Passaram “A Cartomante”, de Machado de Assis, como leitura obrigatória para o meu primo de 11 anos. Por mais que acredite que temos que conhecer nossos grandes autores, e todos os gênios literários do mundo, não existe quem me faça entender como um professor obriga uma criança a ler um texto como esse, para o qual ela inegavelmente não está preparada.

A discussão é velha, a maioria dos leitores de ficção contemporânea e de fantasia comenta, os blogueiros literários ao redor do país também. Nada muda. Os anos vêm e vão e continuam obrigando crianças e adolescentes a lerem livros que ao invés de aproximar o jovem da literatura, afasta.

Não interessa quão interessantes, importantes e inteligentes os clássicos sejam, quando você ainda é muito novo e sem bagagem intelectual, emocional e moral todas as qualidades presentes nessas histórias de nada adiantam. São apenas folhas de papel contando uma história que não lhe chama atenção.

O triste é que muitas vezes o jovem cria um bloqueio tão grande por conta dessas leituras obrigatórias, que acaba não se interessando por conhecer livros incríveis e que o agradariam se desse uma chance. Tudo porque passou a acreditar que ler é uma tarefa chata, cansativa. Não encontrou nenhum tipo de prazer. E todo bom leitor sabe que existem livros para todos os gostos.
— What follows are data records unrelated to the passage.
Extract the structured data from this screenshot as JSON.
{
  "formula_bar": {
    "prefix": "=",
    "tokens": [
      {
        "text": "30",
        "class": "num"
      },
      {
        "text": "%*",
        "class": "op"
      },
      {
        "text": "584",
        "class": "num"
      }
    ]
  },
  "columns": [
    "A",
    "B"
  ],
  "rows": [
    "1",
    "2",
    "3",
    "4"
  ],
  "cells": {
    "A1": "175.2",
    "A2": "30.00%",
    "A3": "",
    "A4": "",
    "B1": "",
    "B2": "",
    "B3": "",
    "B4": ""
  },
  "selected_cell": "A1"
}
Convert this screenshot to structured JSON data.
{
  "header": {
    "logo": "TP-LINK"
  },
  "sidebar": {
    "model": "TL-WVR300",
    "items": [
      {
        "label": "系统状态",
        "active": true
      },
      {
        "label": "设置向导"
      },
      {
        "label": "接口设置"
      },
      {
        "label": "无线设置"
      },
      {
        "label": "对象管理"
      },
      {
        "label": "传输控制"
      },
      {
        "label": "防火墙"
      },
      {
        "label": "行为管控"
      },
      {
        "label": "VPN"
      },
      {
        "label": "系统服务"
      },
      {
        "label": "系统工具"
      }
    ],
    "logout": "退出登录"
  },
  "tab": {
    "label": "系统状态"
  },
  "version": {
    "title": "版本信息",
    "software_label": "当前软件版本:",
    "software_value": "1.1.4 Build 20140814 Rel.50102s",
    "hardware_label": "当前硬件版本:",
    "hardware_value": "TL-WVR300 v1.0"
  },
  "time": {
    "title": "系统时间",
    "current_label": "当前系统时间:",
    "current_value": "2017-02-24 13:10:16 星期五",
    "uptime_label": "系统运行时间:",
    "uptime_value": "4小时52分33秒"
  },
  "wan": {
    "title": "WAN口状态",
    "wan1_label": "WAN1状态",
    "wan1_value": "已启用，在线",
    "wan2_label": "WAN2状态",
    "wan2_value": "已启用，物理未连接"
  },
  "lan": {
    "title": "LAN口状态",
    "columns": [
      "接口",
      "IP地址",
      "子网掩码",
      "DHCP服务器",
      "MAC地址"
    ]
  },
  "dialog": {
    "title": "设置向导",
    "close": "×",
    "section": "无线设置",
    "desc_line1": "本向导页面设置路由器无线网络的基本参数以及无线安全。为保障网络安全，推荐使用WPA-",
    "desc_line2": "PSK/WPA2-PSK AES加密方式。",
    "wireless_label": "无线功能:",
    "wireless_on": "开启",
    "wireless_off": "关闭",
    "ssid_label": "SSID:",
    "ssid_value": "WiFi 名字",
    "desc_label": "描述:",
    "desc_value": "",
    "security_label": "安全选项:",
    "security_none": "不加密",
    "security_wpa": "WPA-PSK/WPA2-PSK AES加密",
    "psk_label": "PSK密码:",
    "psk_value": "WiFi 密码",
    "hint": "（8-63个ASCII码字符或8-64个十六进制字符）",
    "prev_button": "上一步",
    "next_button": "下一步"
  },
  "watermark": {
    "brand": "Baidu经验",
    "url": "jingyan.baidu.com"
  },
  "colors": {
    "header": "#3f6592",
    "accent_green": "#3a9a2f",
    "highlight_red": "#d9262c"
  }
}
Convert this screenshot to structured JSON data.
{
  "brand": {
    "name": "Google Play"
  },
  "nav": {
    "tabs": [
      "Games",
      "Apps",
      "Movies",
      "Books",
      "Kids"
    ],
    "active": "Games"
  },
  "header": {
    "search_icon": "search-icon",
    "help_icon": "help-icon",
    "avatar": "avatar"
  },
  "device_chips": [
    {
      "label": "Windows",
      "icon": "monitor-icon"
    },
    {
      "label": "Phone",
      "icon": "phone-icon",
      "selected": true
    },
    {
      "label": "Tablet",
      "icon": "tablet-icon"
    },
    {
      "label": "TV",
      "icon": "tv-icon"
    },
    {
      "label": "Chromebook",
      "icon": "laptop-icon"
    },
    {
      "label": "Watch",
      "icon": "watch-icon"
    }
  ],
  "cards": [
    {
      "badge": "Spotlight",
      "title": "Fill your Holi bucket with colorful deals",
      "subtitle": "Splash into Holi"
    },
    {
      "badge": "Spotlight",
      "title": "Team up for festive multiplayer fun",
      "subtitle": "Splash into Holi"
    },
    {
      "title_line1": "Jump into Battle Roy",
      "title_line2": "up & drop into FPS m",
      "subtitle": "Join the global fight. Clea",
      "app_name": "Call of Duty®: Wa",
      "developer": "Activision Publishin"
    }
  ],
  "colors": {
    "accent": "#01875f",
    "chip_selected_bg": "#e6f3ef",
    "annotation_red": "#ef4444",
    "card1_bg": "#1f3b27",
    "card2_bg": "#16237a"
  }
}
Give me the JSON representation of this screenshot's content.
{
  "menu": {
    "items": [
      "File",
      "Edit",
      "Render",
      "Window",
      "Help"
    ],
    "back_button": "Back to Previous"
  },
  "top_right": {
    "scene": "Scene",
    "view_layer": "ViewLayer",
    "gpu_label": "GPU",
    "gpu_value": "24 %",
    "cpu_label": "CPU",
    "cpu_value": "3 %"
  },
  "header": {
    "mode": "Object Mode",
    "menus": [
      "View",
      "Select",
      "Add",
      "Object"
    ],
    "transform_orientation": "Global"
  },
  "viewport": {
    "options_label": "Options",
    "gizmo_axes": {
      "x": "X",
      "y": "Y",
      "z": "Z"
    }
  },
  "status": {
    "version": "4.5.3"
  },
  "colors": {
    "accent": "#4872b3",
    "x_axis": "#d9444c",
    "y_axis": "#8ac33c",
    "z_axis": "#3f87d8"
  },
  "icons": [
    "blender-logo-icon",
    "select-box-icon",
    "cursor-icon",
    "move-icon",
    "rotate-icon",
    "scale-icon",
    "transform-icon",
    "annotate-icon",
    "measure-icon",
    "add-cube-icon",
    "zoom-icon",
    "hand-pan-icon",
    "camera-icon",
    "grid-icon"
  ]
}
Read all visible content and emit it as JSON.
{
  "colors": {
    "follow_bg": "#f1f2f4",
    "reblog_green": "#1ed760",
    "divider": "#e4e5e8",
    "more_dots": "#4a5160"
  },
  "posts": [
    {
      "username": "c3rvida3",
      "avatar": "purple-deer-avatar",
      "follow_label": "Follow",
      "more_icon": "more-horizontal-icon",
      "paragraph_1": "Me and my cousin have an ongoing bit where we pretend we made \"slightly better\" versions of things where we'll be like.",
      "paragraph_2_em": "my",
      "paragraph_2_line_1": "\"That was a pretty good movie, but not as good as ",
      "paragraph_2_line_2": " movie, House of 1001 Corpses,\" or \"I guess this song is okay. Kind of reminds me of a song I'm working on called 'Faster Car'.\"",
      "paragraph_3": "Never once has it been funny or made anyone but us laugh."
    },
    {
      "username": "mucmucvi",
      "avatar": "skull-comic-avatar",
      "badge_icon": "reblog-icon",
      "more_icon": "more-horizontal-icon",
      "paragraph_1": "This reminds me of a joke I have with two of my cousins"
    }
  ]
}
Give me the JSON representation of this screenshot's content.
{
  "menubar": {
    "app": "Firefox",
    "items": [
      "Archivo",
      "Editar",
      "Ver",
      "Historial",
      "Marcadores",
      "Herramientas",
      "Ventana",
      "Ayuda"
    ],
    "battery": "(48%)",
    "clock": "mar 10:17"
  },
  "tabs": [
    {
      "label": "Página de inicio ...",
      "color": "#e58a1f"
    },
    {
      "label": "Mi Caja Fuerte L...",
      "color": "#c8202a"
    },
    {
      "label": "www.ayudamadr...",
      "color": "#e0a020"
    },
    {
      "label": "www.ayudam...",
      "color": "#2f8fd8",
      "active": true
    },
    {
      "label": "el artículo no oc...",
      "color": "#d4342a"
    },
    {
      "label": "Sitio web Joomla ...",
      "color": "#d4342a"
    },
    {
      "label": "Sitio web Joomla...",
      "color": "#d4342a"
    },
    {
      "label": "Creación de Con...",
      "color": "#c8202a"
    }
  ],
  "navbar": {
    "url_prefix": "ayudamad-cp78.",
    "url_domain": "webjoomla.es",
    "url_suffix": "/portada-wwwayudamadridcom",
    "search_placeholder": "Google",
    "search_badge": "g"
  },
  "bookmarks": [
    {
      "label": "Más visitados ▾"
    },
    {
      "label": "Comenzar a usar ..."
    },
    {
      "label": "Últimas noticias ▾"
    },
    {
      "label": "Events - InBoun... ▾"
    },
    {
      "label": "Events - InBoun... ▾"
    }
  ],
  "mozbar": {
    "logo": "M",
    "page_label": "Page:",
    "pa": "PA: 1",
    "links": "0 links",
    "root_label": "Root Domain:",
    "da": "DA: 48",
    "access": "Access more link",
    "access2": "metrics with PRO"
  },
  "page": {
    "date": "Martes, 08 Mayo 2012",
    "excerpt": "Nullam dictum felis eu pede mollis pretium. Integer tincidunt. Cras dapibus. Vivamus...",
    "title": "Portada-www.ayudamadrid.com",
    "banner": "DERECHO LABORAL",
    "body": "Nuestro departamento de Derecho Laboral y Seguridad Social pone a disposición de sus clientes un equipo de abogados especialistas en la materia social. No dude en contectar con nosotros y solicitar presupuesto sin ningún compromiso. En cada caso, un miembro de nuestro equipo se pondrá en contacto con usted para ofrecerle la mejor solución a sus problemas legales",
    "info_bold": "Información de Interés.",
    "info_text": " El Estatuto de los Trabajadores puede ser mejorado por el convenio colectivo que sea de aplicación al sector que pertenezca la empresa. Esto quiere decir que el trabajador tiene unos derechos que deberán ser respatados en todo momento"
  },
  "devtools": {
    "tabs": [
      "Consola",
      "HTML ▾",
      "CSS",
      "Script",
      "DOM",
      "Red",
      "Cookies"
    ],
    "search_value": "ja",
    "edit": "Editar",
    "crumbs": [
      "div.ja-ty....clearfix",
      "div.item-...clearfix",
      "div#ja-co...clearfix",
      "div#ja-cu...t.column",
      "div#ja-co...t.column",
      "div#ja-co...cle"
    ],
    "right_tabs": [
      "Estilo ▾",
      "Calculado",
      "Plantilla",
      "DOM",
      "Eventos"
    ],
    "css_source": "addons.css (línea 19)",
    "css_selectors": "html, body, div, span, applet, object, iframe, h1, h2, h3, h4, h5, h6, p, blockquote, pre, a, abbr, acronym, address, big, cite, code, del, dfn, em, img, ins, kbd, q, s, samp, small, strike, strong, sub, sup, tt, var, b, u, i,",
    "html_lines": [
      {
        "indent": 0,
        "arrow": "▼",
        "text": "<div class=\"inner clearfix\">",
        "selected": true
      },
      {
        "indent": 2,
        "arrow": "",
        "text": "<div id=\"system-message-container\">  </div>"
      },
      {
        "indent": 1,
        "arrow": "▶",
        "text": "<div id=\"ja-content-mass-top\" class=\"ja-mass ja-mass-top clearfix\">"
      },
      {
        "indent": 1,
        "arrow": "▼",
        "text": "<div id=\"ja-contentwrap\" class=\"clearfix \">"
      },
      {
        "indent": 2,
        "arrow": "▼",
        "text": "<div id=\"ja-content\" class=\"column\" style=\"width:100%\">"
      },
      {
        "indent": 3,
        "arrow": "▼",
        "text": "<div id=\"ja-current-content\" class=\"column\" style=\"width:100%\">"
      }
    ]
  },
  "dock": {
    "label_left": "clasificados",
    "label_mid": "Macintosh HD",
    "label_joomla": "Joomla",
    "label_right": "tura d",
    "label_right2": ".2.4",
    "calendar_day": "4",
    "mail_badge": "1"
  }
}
Sou uma grande leitora de clássicos. Amo Shakespeare, Jane Austen, Eça de Queiroz, Victor Hugo. Alguns dos meus livros favoritos foram escritos pelos escritores citados. Histórias que li e reli. Só que tive a felicidade de conhecer os quadrinhos da Turma da Mônica, os contos de Grimm, a coleção Vaga-Lume da Editora Ática antes de me aventurar por leituras mais densas. Li Harry Potter, pude me encantar com os mistérios de Ágatha Christie. Não comecei lendo Kafka nem Dostoiévski (ainda bem!). Isso não seria justo comigo nem com eles. Ler um livro incrível em um momento errado pode fazer com que a experiência seja terrível.

As escolas precisam mudar isso. Deviam começar a dar aos seus jovens leitores livros propícios para eles. A literatura está repleta de bons títulos para todas as idades. É uma pena que enquanto eu estou aqui, escrevendo essas palavras, alguma criança ou adolescente está começando a achar que ler é uma atividade chata, coisa que definitivamente não é. Ninguém precisa ser um leitor compulsivo, mas faz bem para a vida ser pelo menos um leitor ocasional. E tudo seria mais fácil com a ajuda das escolas.